Wednesday, September 28, 2011

Poetry and Emotional Impact

Just spotted this curious review of Lavinia Greenlaw’s new collection, The Casual Perfect, in The Independent. Its curiosity isn’t altogether the reviewer’s fault. She’s obviously been given a maximum word count and 281 words is hardly sufficient to review a poetry collection with any real insight. It may even have been edited down by someone else to emphasise an attitude that might not have been prevalent in its original draft. Maybe. It’s impossible to tell. The attitude is represented by:
"There is some emotion to be gleaned from these cool, opaque poems."

So the reviewer is analysing the poems to glean emotion from them and largely isn’t succeeding. When she does glean some emotion from a poem, she writes:

"Nicely earthy, it contrasts with the cerebral tone of much of this collection."

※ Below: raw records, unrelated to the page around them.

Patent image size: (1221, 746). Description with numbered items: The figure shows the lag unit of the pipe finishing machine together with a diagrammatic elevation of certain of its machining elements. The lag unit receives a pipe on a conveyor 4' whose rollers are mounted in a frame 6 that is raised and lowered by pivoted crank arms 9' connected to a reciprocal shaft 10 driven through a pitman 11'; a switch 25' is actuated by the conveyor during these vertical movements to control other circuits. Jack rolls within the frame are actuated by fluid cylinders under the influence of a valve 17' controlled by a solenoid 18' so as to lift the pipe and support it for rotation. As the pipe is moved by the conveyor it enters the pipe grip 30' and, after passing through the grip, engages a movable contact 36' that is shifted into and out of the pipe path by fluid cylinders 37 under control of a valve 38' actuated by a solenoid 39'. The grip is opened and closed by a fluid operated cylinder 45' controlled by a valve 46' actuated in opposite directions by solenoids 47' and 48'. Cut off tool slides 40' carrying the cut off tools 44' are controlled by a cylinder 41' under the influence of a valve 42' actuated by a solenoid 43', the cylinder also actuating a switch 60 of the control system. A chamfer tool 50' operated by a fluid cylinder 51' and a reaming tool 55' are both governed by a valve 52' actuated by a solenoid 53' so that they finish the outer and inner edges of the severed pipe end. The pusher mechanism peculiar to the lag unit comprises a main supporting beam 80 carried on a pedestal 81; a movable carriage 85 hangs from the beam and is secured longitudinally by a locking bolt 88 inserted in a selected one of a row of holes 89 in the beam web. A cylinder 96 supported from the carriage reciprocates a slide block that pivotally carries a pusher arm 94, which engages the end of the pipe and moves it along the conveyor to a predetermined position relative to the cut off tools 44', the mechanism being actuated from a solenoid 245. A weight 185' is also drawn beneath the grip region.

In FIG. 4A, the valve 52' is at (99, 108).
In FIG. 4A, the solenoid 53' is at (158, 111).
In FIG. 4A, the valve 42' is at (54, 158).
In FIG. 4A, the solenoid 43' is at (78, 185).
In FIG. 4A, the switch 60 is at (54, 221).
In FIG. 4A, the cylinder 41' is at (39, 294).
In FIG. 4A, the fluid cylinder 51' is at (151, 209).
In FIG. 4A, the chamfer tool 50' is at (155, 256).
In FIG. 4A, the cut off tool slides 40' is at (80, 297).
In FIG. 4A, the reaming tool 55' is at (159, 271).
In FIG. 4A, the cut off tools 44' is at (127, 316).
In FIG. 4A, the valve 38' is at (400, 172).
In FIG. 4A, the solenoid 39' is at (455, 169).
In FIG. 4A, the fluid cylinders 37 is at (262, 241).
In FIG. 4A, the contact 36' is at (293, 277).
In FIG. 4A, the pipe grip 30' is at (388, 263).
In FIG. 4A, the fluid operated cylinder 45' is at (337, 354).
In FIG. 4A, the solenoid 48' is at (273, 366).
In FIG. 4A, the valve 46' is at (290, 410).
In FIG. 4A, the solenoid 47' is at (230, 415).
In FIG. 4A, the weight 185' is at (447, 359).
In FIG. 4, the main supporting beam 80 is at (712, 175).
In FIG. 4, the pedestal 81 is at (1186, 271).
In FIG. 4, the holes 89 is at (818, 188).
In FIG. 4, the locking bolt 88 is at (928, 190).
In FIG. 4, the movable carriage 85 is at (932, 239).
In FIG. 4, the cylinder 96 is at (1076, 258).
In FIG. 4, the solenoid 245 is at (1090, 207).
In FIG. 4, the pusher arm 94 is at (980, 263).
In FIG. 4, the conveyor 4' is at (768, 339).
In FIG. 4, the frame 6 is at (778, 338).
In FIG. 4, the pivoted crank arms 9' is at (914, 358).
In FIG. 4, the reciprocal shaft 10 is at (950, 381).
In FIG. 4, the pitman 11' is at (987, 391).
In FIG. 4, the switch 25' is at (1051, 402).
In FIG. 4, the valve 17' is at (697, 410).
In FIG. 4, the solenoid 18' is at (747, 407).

Now, a poem’s emotional impact is one measure of a poem’s success. But it is hardly the only measure. We can enjoy poems because they turn our brains inside out, because they transform the way we’ve always looked at something, because their words sing in a way which isn’t merely clever but somehow invigorating, because they coolly hit the nail on the head, because they connect ideas and themes in ways we’d never before imagined, and so on and so on.

I have read some of The Casual Perfect and I think “cool” and “opaque” are both fair words to describe the poems I’ve read, but their payback doesn’t depend so much on a gleaning of emotion as a surrender to and engagement with mystery. Why demand emotional impact when a poem is offering something else entirely?